M. Carter : Je suis ravi de répondre à cette question.

Ces exemples ne tiennent pas compte du fait que la participation au dialogue sur les politiques publiques et à leur élaboration doit appuyer et faire progresser un objectif caritatif.

Ce que vous venez de décrire ne correspond pas à un objectif caritatif. Un organisme de bienfaisance doit respecter la définition de bienfaisance de la common law. Soutenir des suprémacistes blancs ou d’autres extrémistes ne constitue pas une activité de bienfaisance telle que définie dans la common law.

Toutes les dispositions proposées dans le projet de loi C-86 sont fondées sur l’idée d’appuyer et de faire progresser un objectif caritatif. Il faut se demander quel est l’objectif caritatif. C’est ce qu’il faut faire.

La sénatrice Omidvar : Je comprends. Dans cette situation hypothétique, un organisme poursuit des objectifs caritatifs, il a été approuvé par l’ARC, mais il mène ses activités en faisant la promotion de points de vue extrémistes.

Comment pouvons-nous empêcher cela?

M. Carter : Eh bien, les organismes de bienfaisance qui ont des objectifs caritatifs doivent respecter la loi. Si un organisme fait la promotion de la haine, nous pouvons avoir recours à des lois canadiennes qui couvrent ce genre de situation. Les organismes de bienfaisance ne sont pas au-dessus des lois. Ils doivent les respecter comme tout autre organisme canadien.

Mme DeSantis : J’aimerais ajouter quelque chose. Le Code criminel contient des dispositions sur les discours haineux, et cetera. Je crois qu’il existe un ensemble de lois que les organismes doivent respecter.

La sénatrice Omidvar : En ce qui concerne ce point qu’on a fait valoir la semaine dernière — je n’approuve pas ce point de vue, mais je veux votre opinion à cet égard — vous présumez, à juste titre, que tous les organismes de bienfaisance respecteront la loi.

Le problème, c’est qu’il est possible qu’une poignée d’organismes utilisent leur statut d’organisme de bienfaisance pour se livrer à des activités qui dépassent clairement les bornes. Vous n’êtes pas d’accord avec le témoin précédent. Pouvez-vous nous expliquer pourquoi encore une fois?

Le sénateur Duffy : L’avez-vous lu?

M. Carter : Oui. J’ai écouté le témoignage. J’ai vu les deux et j’en ai lu les comptes rendus.

Encore une fois, nous parlons des fins et de l’activité. Les activités doivent respecter les lois canadiennes, que ce soit les lois sur les droits de la personne, le Code criminel — peu importe. Ainsi, chaque organisme de bienfaisance, dans la poursuite des fins de bienfaisance, doit respecter la loi, sans passe-droit, en raison de la teneur du projet de loi C-86.
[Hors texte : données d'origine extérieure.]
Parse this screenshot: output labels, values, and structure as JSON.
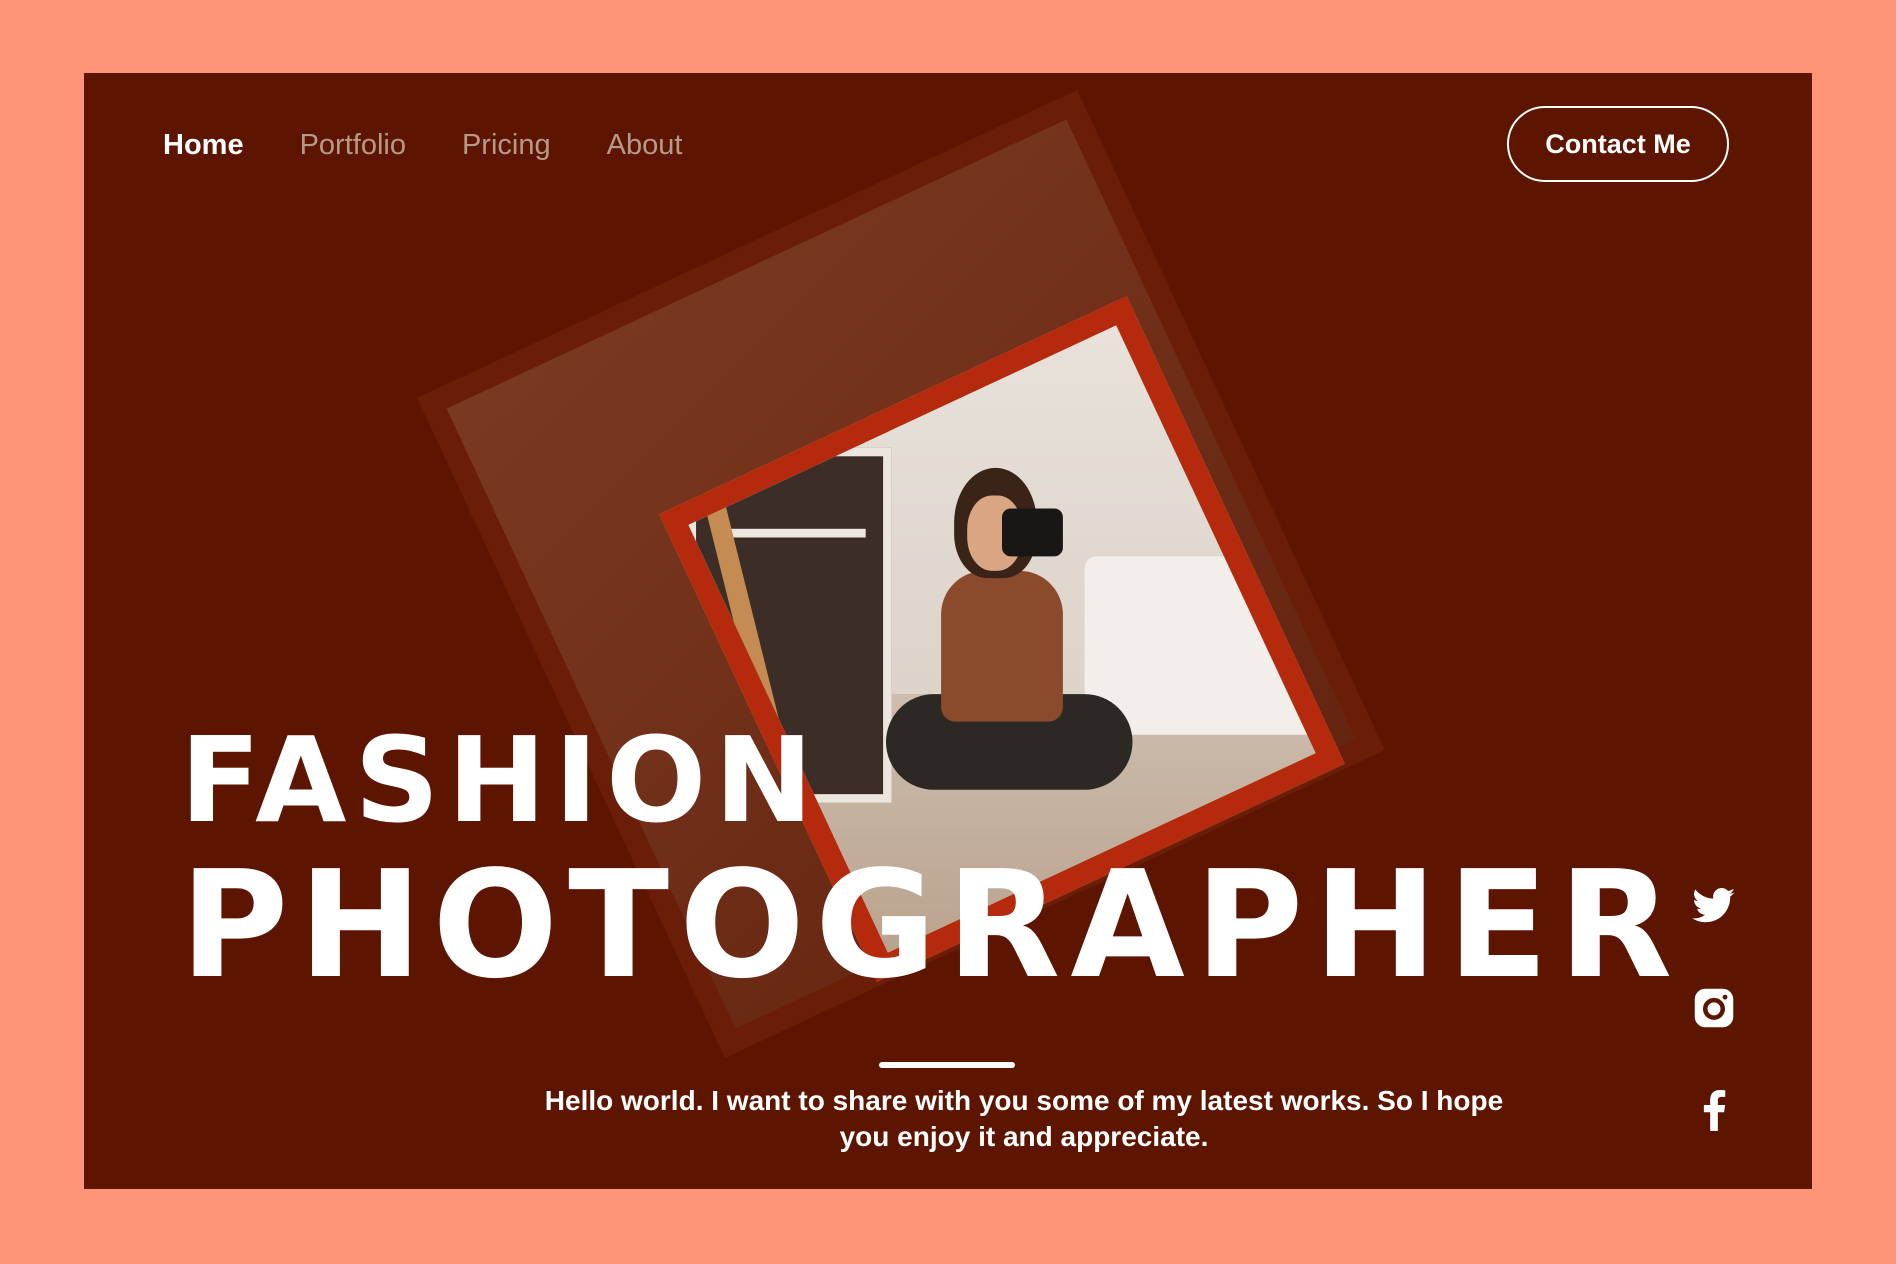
{
  "nav": {
    "items": [
      {
        "label": "Home",
        "active": true
      },
      {
        "label": "Portfolio",
        "active": false
      },
      {
        "label": "Pricing",
        "active": false
      },
      {
        "label": "About",
        "active": false
      }
    ],
    "contact_label": "Contact Me"
  },
  "hero": {
    "title_line1": "FASHION",
    "title_line2": "PHOTOGRAPHER",
    "tagline_line1": "Hello world. I want to share with you some of my latest works. So I hope",
    "tagline_line2": "you enjoy it and appreciate."
  },
  "social": [
    "twitter-icon",
    "instagram-icon",
    "facebook-icon"
  ],
  "colors": {
    "page_bg": "#FF9577",
    "panel_bg": "#5E1500",
    "frame_accent": "#B52A0C",
    "nav_inactive": "#B59A8A",
    "text": "#FFFFFF"
  }
}
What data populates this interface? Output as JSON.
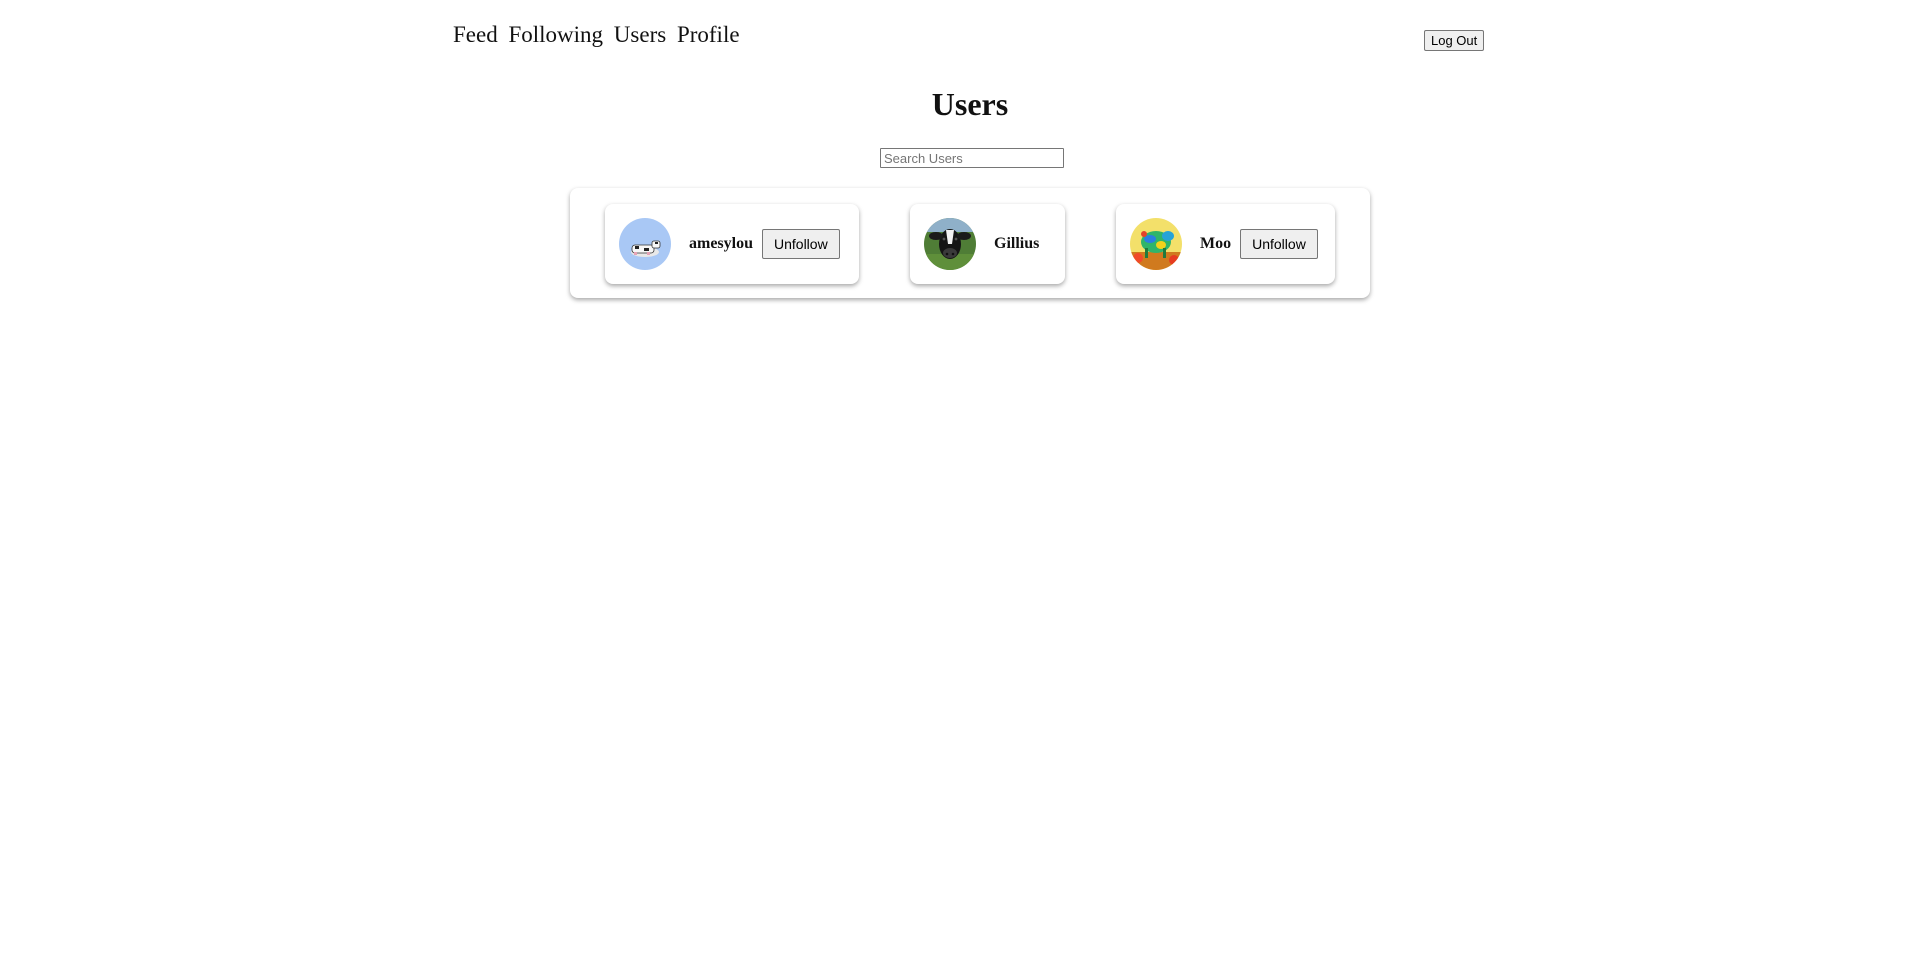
{
  "nav": {
    "items": [
      {
        "label": "Feed"
      },
      {
        "label": "Following"
      },
      {
        "label": "Users"
      },
      {
        "label": "Profile"
      }
    ],
    "logout_label": "Log Out"
  },
  "page": {
    "title": "Users"
  },
  "search": {
    "placeholder": "Search Users",
    "value": ""
  },
  "users": [
    {
      "name": "amesylou",
      "button_label": "Unfollow",
      "avatar": "cow-lying-icon"
    },
    {
      "name": "Gillius",
      "avatar": "cow-face-icon"
    },
    {
      "name": "Moo",
      "button_label": "Unfollow",
      "avatar": "colorful-cow-icon"
    }
  ]
}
Tout ce que dit ce projet de loi, c’est que, pour atteindre sa fin, on pourra le faire conformément aux activités de dialogue sur les politiques publiques et à leur élaboration.
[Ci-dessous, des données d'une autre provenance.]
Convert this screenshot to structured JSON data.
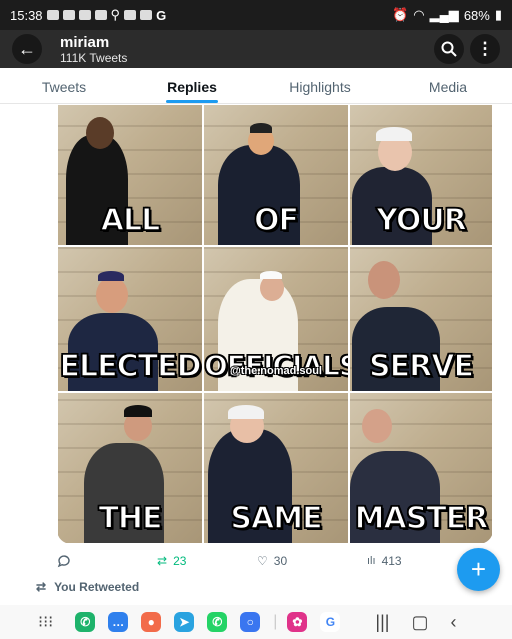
{
  "status_bar": {
    "time": "15:38",
    "battery": "68%"
  },
  "header": {
    "title": "miriam",
    "subtitle": "111K Tweets"
  },
  "tabs": [
    {
      "label": "Tweets",
      "active": false
    },
    {
      "label": "Replies",
      "active": true
    },
    {
      "label": "Highlights",
      "active": false
    },
    {
      "label": "Media",
      "active": false
    }
  ],
  "meme": {
    "words": [
      "ALL",
      "OF",
      "YOUR",
      "ELECTED",
      "OFFICIALS",
      "SERVE",
      "THE",
      "SAME",
      "MASTER"
    ],
    "watermark": "@the.nomad.soul"
  },
  "actions": {
    "replies": "",
    "retweets": "23",
    "likes": "30",
    "views": "413"
  },
  "retweeted_label": "You Retweeted",
  "colors": {
    "accent": "#1d9bf0",
    "retweet": "#00ba7c",
    "header_bg": "#2c2c2c"
  }
}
Si vous retournez aux recommandations du rapport du groupe de consultation de mai 2017, vous verrez qu’il y est question de plus que simplement influer sur le gouvernement, de plus que seulement changer la loi. Les organismes de bienfaisance peuvent, dans le processus, dialoguer de nombreuses façons, qu’on devrait toutes percevoir comme s’inscrivant dans le contexte et la gamme élargis de ce qui constitue le dialogue sur les politiques publiques et leur élaboration.

Le sénateur Duffy : Puisqu’on y est, il est question, dans la loi sur les organismes de bienfaisance — je ne suis pas avocat, mais vous, vous l’êtes, et peut-être vous aussi, madame DeSantis — de ces catégories d’activités de bienfaisance. L’un des critères de leur définition est l’activité à des fins religieuses, à des fins d’éducation ou pour soulager la pauvreté.

Sous la rubrique de l’éducation, ne pourrions-nous pas, avec cette proposition sans réserve, assister à l’intervention d’un groupe qui veut sensibiliser les Canadiens aux bienfaits de la possession d’une arme à feu, de la sécurité qu’elle offre à son propriétaire et à l’opportunité, pour chacun, de s’en procurer une? Si beaucoup d’argent de l’extérieur servait à cette sensibilisation, ce ne serait pas un discours haineux, mais une opinion.

Ça ne vous inquiéterait pas? Je pourrais continuer comme ça, sur l’avortement ou d’autres sujets sur lesquels la plupart des Canadiens pensent que le débat est clos.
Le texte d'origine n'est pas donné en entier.